Bells, Offices & Rejection

I can’t admit to having had a good morning so far; the fire alarm was being test continuously for over 30 minutes when I first got in, my emails are down and I have a long day of meetings in front of me!  Anyway, I hear you all asking about the great ‘office-less experiment’, well I would if it was not for the bells ringing in my head!

In fact it is going very well.  I had three productive days last week working in the various coffee shops around campus and met a lot of people I wouldn’t normally have and performed a few introductions to connect people up afterwards.  The feedback has also been very positive and the support fantastic.  On a personal level I have found it quite hard work and have to admit to being a bit tired at the end last week.  The laptop screen is a bit small, our IT systems did not cover themselves in glory and the phone reception in the atrium is frustrating, but despite these slight irritations I had a very productive week.  So far this week I had a day solid of meetings Monday and a ULT away day in Christchurch, but the atrium beckons again later today.

On a different note, yesterday was not the greatest of days – the away day was fine, but then I got the news that a paper I had submitted a couple of weeks ago to Science had been bounced.  Rejection is never easy to deal with, even when you are half expecting it and is the norm with the most prestigious journal of them all.  Somehow I had convinced myself that this paper stood a chance, but no it was dammed by the phrase ‘most suitable for a specialist journal’.  I shouldn’t be that surprised, to stand a chance in Nature or Science one has to have something that is truly headline grabbing – goldfish eats boy!  But still rejection is not great and I thought I would share my feeling on it.

I used to do these sessions on the Releasing Research & Enterprise Potential on dealing with paper rejection in which I used to say that the true test is ‘how one deals with things in adversity’.  I do believe that this is true and within half an hour of circulating the rejection letter to my co-authors we had agreed a new destination for the paper and I will start the task of re-formatting the paper this evening.  Despite this I must admit to having a bit less bounce today than usual even if the set back in the greater scale of things is trivial.  Perhaps it is the prospect of the having to do more work to re-cast it for the new destination, or the memory of the early mornings and late evenings (working around the day-job) at the end of August spent shaping the paper.  No doubt by lunch time when the bells have stopped ringing in my ears I will feel more positive.  Rejection is part of academic life, you win some and you lose some, but let’s be honest it is the bit that sucks!

2 Responses to “Bells, Offices & Rejection”

  1. Gail Ollis

    I’m very taken with your itinerant experiment and can’t help but compare it with an altogether less successful out-of-office experience.

    A staff survey at a company I once worked for.showed that “The Management” were perceived as invisible.
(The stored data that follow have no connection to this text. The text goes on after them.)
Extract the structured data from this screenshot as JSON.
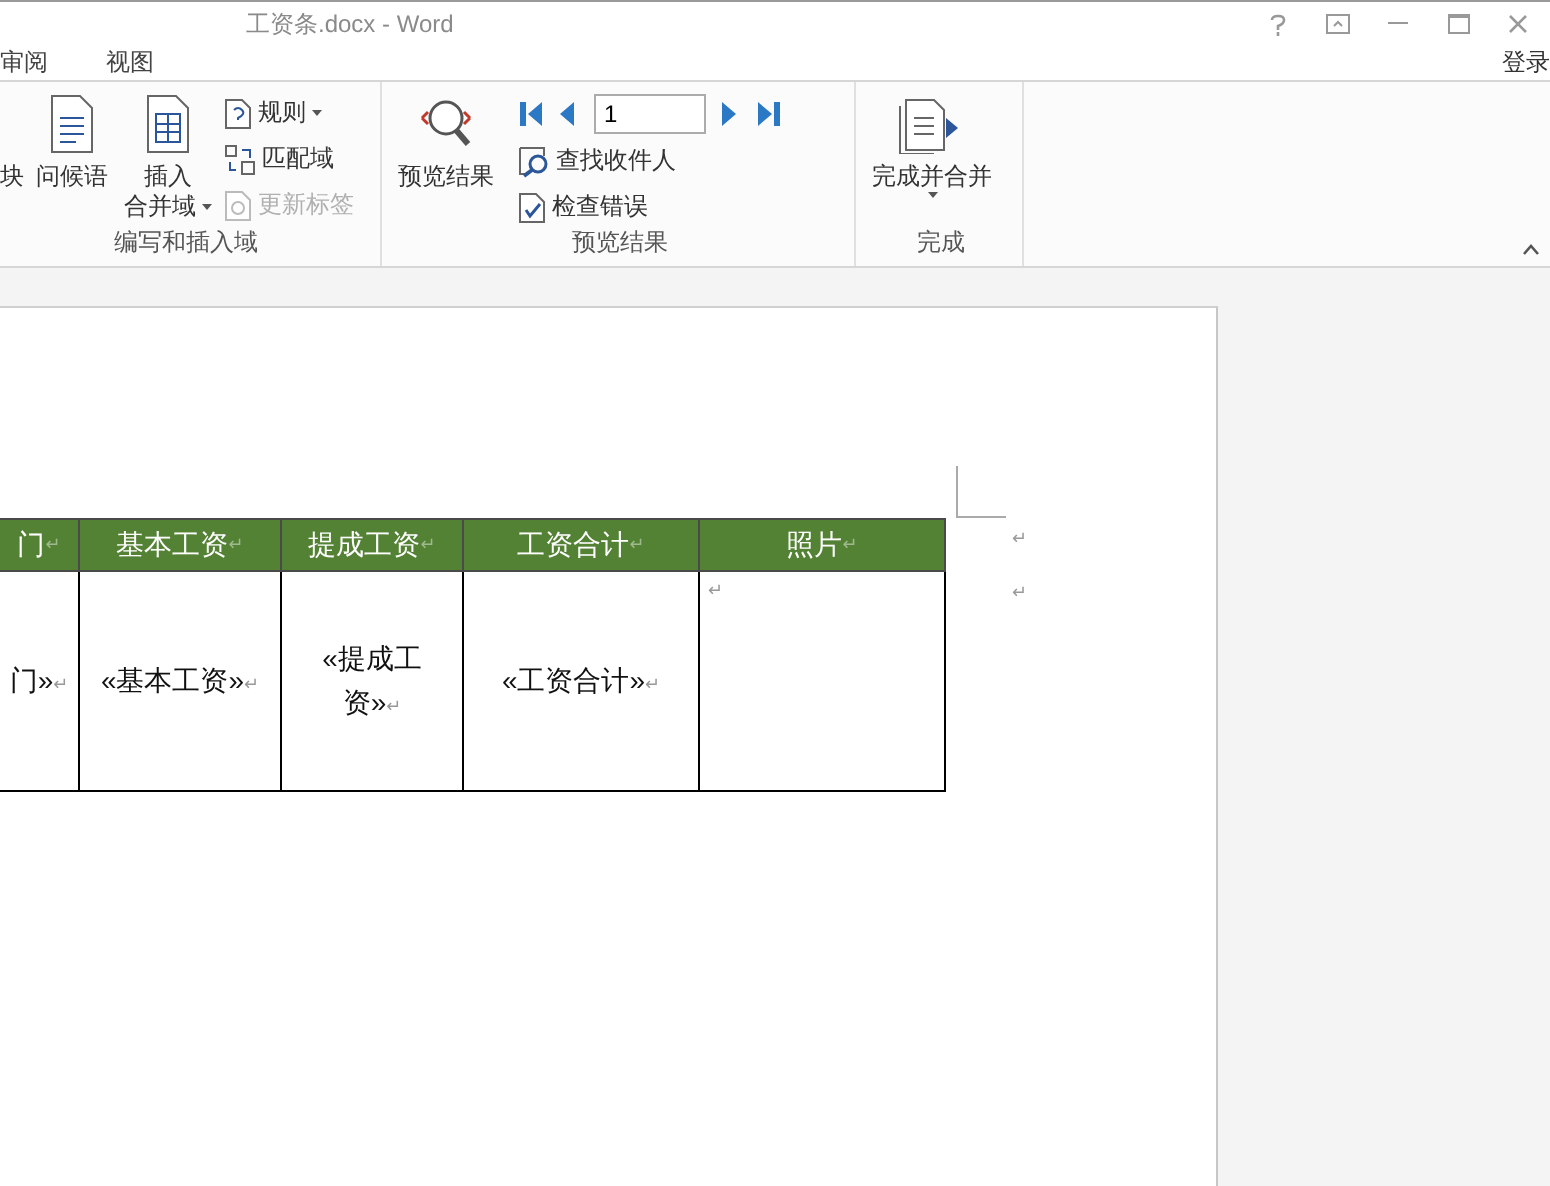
{
  "window": {
    "title": "工资条.docx - Word"
  },
  "tabs": [
    {
      "label": "审阅",
      "selected": false
    },
    {
      "label": "视图",
      "selected": false
    }
  ],
  "account": "登录",
  "ribbon": {
    "groups": [
      {
        "label": "编写和插入域",
        "large": [
          {
            "kind": "cut",
            "lines": [
              "块"
            ],
            "dropdown": false
          },
          {
            "kind": "doc",
            "lines": [
              "问候语"
            ],
            "dropdown": false
          },
          {
            "kind": "grid",
            "lines": [
              "插入",
              "合并域"
            ],
            "dropdown": true
          }
        ],
        "small": [
          {
            "kind": "rule",
            "label": "规则",
            "dropdown": true,
            "disabled": false
          },
          {
            "kind": "match",
            "label": "匹配域",
            "dropdown": false,
            "disabled": false
          },
          {
            "kind": "update",
            "label": "更新标签",
            "dropdown": false,
            "disabled": true
          }
        ]
      },
      {
        "label": "预览结果",
        "large": [
          {
            "kind": "preview",
            "lines": [
              "预览结果"
            ],
            "dropdown": false
          }
        ],
        "record": "1",
        "small": [
          {
            "kind": "find",
            "label": "查找收件人",
            "dropdown": false,
            "disabled": false
          },
          {
            "kind": "check",
            "label": "检查错误",
            "dropdown": false,
            "disabled": false
          }
        ]
      },
      {
        "label": "完成",
        "large": [
          {
            "kind": "finish",
            "lines": [
              "完成并合并"
            ],
            "dropdown": true
          }
        ]
      }
    ]
  },
  "table": {
    "columns": [
      {
        "label": "门",
        "mark": "↵"
      },
      {
        "label": "基本工资",
        "mark": "↵"
      },
      {
        "label": "提成工资",
        "mark": "↵"
      },
      {
        "label": "工资合计",
        "mark": "↵"
      },
      {
        "label": "照片",
        "mark": "↵"
      }
    ],
    "rows": [
      {
        "cells": [
          {
            "text": "门»",
            "mark": "↵"
          },
          {
            "text": "«基本工资»",
            "mark": "↵"
          },
          {
            "text": "«提成工资»",
            "mark": "↵"
          },
          {
            "text": "«工资合计»",
            "mark": "↵"
          },
          {
            "text": "",
            "mark": "↵"
          }
        ]
      }
    ],
    "row_marks": [
      "↵",
      "↵"
    ]
  }
}
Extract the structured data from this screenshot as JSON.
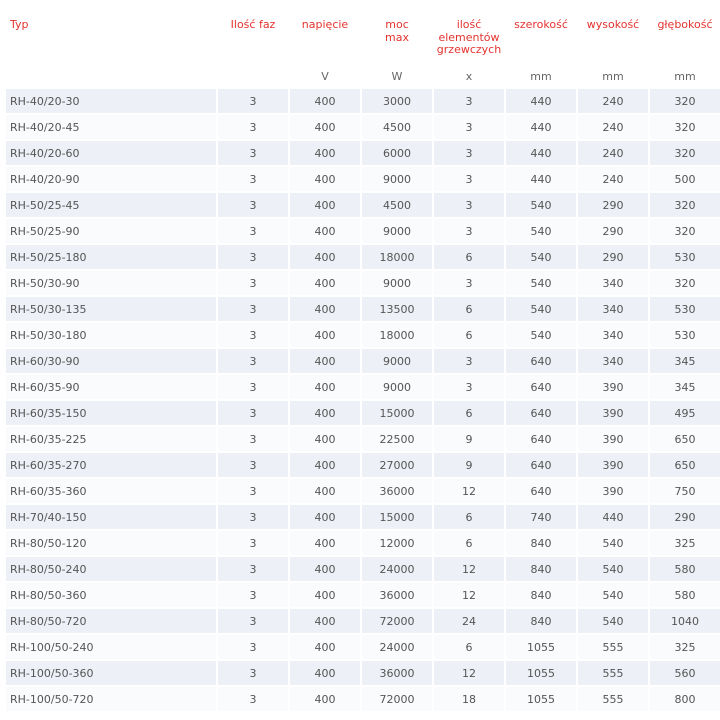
{
  "headers": [
    "Typ",
    "Ilość faz",
    "napięcie",
    "moc\nmax",
    "ilość elementów grzewczych",
    "szerokość",
    "wysokość",
    "głębokość"
  ],
  "units": [
    "",
    "",
    "V",
    "W",
    "x",
    "mm",
    "mm",
    "mm"
  ],
  "rows": [
    [
      "RH-40/20-30",
      "3",
      "400",
      "3000",
      "3",
      "440",
      "240",
      "320"
    ],
    [
      "RH-40/20-45",
      "3",
      "400",
      "4500",
      "3",
      "440",
      "240",
      "320"
    ],
    [
      "RH-40/20-60",
      "3",
      "400",
      "6000",
      "3",
      "440",
      "240",
      "320"
    ],
    [
      "RH-40/20-90",
      "3",
      "400",
      "9000",
      "3",
      "440",
      "240",
      "500"
    ],
    [
      "RH-50/25-45",
      "3",
      "400",
      "4500",
      "3",
      "540",
      "290",
      "320"
    ],
    [
      "RH-50/25-90",
      "3",
      "400",
      "9000",
      "3",
      "540",
      "290",
      "320"
    ],
    [
      "RH-50/25-180",
      "3",
      "400",
      "18000",
      "6",
      "540",
      "290",
      "530"
    ],
    [
      "RH-50/30-90",
      "3",
      "400",
      "9000",
      "3",
      "540",
      "340",
      "320"
    ],
    [
      "RH-50/30-135",
      "3",
      "400",
      "13500",
      "6",
      "540",
      "340",
      "530"
    ],
    [
      "RH-50/30-180",
      "3",
      "400",
      "18000",
      "6",
      "540",
      "340",
      "530"
    ],
    [
      "RH-60/30-90",
      "3",
      "400",
      "9000",
      "3",
      "640",
      "340",
      "345"
    ],
    [
      "RH-60/35-90",
      "3",
      "400",
      "9000",
      "3",
      "640",
      "390",
      "345"
    ],
    [
      "RH-60/35-150",
      "3",
      "400",
      "15000",
      "6",
      "640",
      "390",
      "495"
    ],
    [
      "RH-60/35-225",
      "3",
      "400",
      "22500",
      "9",
      "640",
      "390",
      "650"
    ],
    [
      "RH-60/35-270",
      "3",
      "400",
      "27000",
      "9",
      "640",
      "390",
      "650"
    ],
    [
      "RH-60/35-360",
      "3",
      "400",
      "36000",
      "12",
      "640",
      "390",
      "750"
    ],
    [
      "RH-70/40-150",
      "3",
      "400",
      "15000",
      "6",
      "740",
      "440",
      "290"
    ],
    [
      "RH-80/50-120",
      "3",
      "400",
      "12000",
      "6",
      "840",
      "540",
      "325"
    ],
    [
      "RH-80/50-240",
      "3",
      "400",
      "24000",
      "12",
      "840",
      "540",
      "580"
    ],
    [
      "RH-80/50-360",
      "3",
      "400",
      "36000",
      "12",
      "840",
      "540",
      "580"
    ],
    [
      "RH-80/50-720",
      "3",
      "400",
      "72000",
      "24",
      "840",
      "540",
      "1040"
    ],
    [
      "RH-100/50-240",
      "3",
      "400",
      "24000",
      "6",
      "1055",
      "555",
      "325"
    ],
    [
      "RH-100/50-360",
      "3",
      "400",
      "36000",
      "12",
      "1055",
      "555",
      "560"
    ],
    [
      "RH-100/50-720",
      "3",
      "400",
      "72000",
      "18",
      "1055",
      "555",
      "800"
    ]
  ],
  "colors": {
    "header_text": "#e3342f",
    "row_odd": "#eef0f7",
    "row_even": "#fafbfd",
    "body_text": "#555555"
  }
}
The MD’s solution was suddenly to start going walkabout in the offices & labs. People hated it when he turned up out of the blue for a ‘chat’; the atmosphere was excruciatingly stiff and uncomfortable. I don’t suppose it helped that his only previous record of personal appearances was to projects that were struggling against deadlines. I don’t think he enjoyed his “management by walking about” experience any more than we did, and after no more than a week he quietly disappeared back into his office never to be seen again (except, of course, when projects were in trouble).

    I hadn’t thought about this for a long time until I read about your experiment, and was struck by how utterly different it is from his clumsy approach.

  2. Richard Scullion

    Recast it not as rejection but deferred success. Even the pricey coffee will taste nicer then!